Quali sono le differenze sostanziali tra i Jeunesse d'Ivoire / Other Side e gli Ivories?
Si è già detto dei vari cambi di formazione. A livello musicale gli OS erano più cupi e vicini al post-punk della prima ora. I Jeunesse, grazie all'entrata di una voce femminile come quella di Patrizia si sono in un certo senso addolciti, le atmosfere sono diventate più agro-dolci e distese, a volte sognanti, assorte. Eravamo cambiati anche noi, definitivamente usciti dall'adolescenza. Il mondo per quanto ancora problematico ci appariva pieno di possibilità. Diciamo che un certo candore e una buona dose di ingenuità ci ha caratterizzato a lungo.

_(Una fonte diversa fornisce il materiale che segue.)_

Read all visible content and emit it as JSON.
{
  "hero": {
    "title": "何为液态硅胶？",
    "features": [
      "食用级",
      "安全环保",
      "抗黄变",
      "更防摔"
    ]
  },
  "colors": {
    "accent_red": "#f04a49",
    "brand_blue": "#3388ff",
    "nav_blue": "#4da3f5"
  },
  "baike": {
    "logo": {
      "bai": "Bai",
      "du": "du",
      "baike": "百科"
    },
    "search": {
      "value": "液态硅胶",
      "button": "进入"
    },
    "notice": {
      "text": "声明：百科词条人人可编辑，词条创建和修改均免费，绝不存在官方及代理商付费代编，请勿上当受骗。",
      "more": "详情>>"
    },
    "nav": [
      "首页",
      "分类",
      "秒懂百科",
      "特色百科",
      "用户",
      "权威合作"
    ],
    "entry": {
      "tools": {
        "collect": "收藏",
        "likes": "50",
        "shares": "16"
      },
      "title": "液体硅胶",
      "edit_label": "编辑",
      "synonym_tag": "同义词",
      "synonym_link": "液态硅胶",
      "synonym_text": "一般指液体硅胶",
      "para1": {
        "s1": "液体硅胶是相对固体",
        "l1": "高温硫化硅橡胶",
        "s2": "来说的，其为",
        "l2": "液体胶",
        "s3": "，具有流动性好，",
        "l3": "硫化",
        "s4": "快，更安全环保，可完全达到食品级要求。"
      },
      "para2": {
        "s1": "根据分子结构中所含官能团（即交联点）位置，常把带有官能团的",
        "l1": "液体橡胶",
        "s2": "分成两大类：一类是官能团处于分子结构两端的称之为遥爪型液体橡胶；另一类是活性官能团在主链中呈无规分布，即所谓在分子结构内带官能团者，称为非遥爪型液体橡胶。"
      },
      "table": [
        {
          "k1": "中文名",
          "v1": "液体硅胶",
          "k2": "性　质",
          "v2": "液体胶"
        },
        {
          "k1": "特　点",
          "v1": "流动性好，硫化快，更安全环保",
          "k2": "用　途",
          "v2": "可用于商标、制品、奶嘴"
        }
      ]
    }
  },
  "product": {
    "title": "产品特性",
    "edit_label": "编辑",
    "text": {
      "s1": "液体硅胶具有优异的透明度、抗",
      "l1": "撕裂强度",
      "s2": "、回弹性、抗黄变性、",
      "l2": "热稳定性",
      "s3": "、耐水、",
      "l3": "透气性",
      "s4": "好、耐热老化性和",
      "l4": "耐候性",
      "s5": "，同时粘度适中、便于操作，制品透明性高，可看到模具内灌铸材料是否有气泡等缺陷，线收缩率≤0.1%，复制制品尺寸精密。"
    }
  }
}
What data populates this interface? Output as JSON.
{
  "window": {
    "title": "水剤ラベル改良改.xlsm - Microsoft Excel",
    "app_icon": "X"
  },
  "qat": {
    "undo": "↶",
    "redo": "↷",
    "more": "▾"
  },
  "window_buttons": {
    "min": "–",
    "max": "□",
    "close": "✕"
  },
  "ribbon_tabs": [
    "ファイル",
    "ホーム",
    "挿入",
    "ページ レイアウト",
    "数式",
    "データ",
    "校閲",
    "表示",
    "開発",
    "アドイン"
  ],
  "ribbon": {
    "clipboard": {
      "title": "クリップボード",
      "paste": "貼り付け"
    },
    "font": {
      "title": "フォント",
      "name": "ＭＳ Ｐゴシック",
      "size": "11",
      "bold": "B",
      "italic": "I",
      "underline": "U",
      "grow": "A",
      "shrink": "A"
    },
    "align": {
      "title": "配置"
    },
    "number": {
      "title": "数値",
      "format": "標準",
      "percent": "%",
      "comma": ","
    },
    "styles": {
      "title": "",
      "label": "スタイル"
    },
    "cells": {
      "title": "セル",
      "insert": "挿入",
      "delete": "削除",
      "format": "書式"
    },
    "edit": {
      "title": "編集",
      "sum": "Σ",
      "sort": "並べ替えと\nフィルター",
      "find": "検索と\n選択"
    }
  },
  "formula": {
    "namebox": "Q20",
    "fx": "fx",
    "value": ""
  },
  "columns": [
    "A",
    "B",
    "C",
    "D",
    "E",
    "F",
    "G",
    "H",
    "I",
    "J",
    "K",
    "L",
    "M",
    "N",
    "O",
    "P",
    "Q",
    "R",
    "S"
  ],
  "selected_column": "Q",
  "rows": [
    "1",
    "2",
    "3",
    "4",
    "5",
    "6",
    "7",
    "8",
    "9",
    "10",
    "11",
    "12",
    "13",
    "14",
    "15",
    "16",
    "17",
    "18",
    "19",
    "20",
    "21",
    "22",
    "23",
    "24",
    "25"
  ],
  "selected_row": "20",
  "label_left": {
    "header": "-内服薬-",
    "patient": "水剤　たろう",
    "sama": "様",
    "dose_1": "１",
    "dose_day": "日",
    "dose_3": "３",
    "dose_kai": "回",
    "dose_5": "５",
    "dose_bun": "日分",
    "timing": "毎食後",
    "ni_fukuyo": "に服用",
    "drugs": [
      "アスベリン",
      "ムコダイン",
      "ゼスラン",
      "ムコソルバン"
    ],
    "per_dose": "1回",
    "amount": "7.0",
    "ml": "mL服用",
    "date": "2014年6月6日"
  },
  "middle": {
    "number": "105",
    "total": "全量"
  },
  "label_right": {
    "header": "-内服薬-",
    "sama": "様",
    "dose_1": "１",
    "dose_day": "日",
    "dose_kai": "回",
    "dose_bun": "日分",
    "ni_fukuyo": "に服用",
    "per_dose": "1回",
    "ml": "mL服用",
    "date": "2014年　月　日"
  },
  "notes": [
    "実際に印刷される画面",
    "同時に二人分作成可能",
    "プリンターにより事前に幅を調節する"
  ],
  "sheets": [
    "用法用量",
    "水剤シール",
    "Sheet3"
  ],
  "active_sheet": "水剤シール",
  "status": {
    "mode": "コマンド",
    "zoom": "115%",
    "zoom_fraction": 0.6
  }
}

Con gli Ivories questa connotazione è rimasta sottotraccia, ed è venuta in primo piano una certa disillusione, un sordo rancore sotterraneo. Siamo oggi come allora sempre in corrispondenza con i tempi che viviamo, esprimiamo quello che percepiamo intorno a noi, in qualche modo. Questa è fondamentalmente la risposta alla domanda che ci è stata posta molte volte dopo la serata del Tunnel nel 2010 e la conseguente decisione di continuare insieme a comporre nuovi brani, ossia: "perché avete deciso di ritornare sulla scena con un nome diverso e con un repertorio nuovo anziché sfruttare il pizzico di risonanza del marchio JdI".

Avete in programma di far uscire un album? Saranno tutti brani nuovi o conteranno anche i brani dell'EP?
Sì, l'uscita dell'album è prevista intorno alla primavera del 2015. Una gestazione alquanto travagliata, più per motivi di tempo e impegni personali di ciascuno che altro. Tutti brani inediti, di cui la metà già piuttosto collaudati dal vivo. Stiamo espandendo ulteriormente i territori sonori che le nostre rispettive esperienze e personalità ci consentono. Ci riproponiamo di ignorare le limitazioni imposte nel live dalla formazione a trio. Perciò ci saranno anche brani articolati sull'utilizzo di ulteriori strumenti, o perlomeno basati su stratificazioni sonore.
Le idee sono molteplici e si fa fatica a districarsi nella sovrabbondanza di materiale.
Abbiamo scartato all'unanimità l'idea di riproporre il materiale dell'EP, in linea con il nostro principio del procedere sempre proiettati in avanti. Chi vorrà documentarsi sul materiale passato potrà farlo acquistando l'EP "In Between" durante i concerti oppure online su Bandcamp, o i principali siti web come iTunes.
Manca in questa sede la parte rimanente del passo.